Judah’s victory over the dangerous young prospect was hard-earned, even commendable, but it wasn’t the kind of performance that will have any of the elite junior welterweights — or even some of the lower Top 10 140-pound contenders — shaking in their boots.

Judah, who scored a third-round KO of former lightweight contender Jose Armando Santa Cruz in a junior welterweight bout in July, wasn't as confident or offense-minded against Matthysse.

The former two-time 140-pound beltholder was content to beat the less-experienced fighter to the jab and avoid head shots for much of the bout. Judah occasionally landed flush left hands but he was reluctant to commit to a two-fisted assault after seeing that Matthysse could take his vaunted power. The prospect smiled at him after eating a huge uppercut in the third round.

The tepid pace of the first nine rounds resulted in sporadic booing from the crowd. And those boos weren't just for Judah.

Matthyssee didn't set the world on fire with his performance, either.
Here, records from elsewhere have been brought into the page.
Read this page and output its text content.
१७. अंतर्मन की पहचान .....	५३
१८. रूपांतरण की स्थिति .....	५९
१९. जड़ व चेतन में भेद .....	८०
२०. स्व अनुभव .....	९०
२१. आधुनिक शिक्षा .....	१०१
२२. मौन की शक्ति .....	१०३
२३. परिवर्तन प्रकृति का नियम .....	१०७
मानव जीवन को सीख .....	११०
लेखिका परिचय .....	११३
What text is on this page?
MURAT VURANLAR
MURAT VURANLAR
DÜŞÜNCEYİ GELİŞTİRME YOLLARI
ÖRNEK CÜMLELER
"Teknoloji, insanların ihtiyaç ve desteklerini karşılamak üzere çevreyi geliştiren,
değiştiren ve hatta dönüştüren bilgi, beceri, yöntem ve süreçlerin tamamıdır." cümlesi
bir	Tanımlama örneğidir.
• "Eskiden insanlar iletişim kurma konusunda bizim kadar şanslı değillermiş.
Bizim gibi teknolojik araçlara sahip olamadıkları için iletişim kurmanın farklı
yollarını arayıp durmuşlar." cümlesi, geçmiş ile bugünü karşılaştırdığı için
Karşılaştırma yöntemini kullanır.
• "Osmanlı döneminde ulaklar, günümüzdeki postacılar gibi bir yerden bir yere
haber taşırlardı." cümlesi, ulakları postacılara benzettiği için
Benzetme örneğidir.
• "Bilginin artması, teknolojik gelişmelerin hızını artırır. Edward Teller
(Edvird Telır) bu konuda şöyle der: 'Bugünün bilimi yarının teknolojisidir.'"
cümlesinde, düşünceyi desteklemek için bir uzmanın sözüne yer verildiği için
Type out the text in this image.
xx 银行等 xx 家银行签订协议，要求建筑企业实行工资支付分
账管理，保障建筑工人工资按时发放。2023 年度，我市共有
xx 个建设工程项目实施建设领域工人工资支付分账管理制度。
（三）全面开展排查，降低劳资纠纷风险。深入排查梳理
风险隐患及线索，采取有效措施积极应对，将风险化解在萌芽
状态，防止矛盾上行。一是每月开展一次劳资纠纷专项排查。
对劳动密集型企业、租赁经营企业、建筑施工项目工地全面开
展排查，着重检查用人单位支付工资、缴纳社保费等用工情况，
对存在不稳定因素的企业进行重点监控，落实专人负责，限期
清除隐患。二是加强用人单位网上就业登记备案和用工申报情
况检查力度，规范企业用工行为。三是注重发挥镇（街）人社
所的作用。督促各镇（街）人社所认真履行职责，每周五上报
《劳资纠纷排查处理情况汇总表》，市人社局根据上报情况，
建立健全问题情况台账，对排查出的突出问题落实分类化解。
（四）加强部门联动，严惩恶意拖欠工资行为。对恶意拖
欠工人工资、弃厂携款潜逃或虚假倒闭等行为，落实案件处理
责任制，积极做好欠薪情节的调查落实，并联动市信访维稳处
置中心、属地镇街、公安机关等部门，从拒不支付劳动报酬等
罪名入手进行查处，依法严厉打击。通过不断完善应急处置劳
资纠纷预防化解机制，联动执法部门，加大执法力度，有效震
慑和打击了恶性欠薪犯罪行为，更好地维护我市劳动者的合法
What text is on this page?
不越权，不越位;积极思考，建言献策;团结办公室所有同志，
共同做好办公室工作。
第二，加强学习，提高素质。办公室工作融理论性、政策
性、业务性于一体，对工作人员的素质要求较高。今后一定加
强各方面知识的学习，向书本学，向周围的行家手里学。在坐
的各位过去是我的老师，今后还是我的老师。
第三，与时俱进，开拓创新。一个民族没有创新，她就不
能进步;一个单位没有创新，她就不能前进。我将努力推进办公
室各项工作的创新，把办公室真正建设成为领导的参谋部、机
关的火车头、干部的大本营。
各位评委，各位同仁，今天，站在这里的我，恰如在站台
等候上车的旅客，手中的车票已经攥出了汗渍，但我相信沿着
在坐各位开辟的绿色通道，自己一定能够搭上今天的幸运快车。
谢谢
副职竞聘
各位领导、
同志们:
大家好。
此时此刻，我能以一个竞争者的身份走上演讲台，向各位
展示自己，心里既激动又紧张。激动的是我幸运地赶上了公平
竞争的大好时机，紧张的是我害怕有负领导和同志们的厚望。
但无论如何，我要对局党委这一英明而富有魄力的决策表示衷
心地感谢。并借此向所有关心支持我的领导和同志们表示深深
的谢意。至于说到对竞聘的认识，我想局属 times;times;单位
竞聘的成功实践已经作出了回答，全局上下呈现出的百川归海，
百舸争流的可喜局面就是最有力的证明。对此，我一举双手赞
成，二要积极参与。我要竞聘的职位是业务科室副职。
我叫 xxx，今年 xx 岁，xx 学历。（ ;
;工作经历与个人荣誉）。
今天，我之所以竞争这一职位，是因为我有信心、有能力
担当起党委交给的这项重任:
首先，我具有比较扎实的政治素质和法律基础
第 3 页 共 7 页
The younger brother of former welterweight prospect Walter Matthysse, who was knocked out by Paul Williams and Kermit Cintron on HBO in 2006 and 2007, needed to step up his offense and intensity well before the ninth and 10th rounds.

Still, in taking Judah the 12-round distance, he showed that he could do more than punch.

Matthysse, who repeatedly absorbed Judah’s Sunday punch, the left-hand uppercut, proved to have a better chin than his older brother. The 28-year-old Argentine, who has trained in Southern California for much of this year, also exhibited solid stamina for a fighter who had never fought past 10 rounds.

Matthysse was game, competent and a better boxer than advertised. However, he was not the beast that he was hyped to be by his promoter, Golden Boy Promotions, coming into Saturday’s fight.

Matthysse reportedly gave Shane Mosley all he could handle in sparring late last year. Some insiders claim that he dropped middleweight champ Sergio Martinez, who he trained with for the Judah fight, in a gym session, in a sparring session. But when it came time to make a statement against a name fighter in the actual prize ring, he fought with the intensity of a sparring partner.

So instead of one more junior welterweight standout to add to the mix, Judah-Matthysse gave the division two high-profile opponents.

And that’s OK.

The cream of the 140-pound crop are going to need marketable opponents in 2011. The top four junior welterweights, as ranked by THE RING, and, are scheduled to face each other in December and January.

Timothy Bradley and Devon Alexander, the Nos. 1- and 2-rated 140 pounders, have agreed to fight on Jan. 29. Amir Khan and Marcos Maidana, the Nos. 3- and 4-rated junior welterweights, will fight on Dec. 11. HBO will televise both title bouts.

The winners of those anticipated fights are expected to battle each other for junior welterweight supremacy, but the losers will be looking for the kind of opponents who will merit an HBO date and a boost back up the ratings if they win.

Enter Judah and Matthysse.

Either fighter would also make a fine opponent for the winner of the intriguing Victor Ortiz-Lamont Peterson matchup, the co-featured bout to Khan-Maidana.

However the matchups unfold at junior welterweight next year, the division promises to remain interesting and hopefully more entertaining than the closely contested bout Judah and Matthysse delivered.


Former featherweight and junior lightweight titleholder Robert Guerrero took a bold step in the lightweight division by out-pointing fellow Californian Vicente Escobedo over 10 rounds in the main support to the Judah-Matthysse bout.

Guerrero (28-1-1, 18 knockouts), who won by scores of 100-88, 98-90 and 96-92, scored knockdowns after landing flush left hands in rounds three and six.

The 27-year-old southpaw was in firm command of the bout until the final three rounds when Escobedo (22-3, 14 KOs) mounted an intense rally.

With the victory, which was televised on HBO, Guerrero is expected to challenge the winner of the Nov. 27 bout between lightweight champ Juan Manuel Marquez and Michael Katsidis.

Escobedo, who fought well but was out-gunned by Guerrero, is expected to drop down to the junior lightweight division.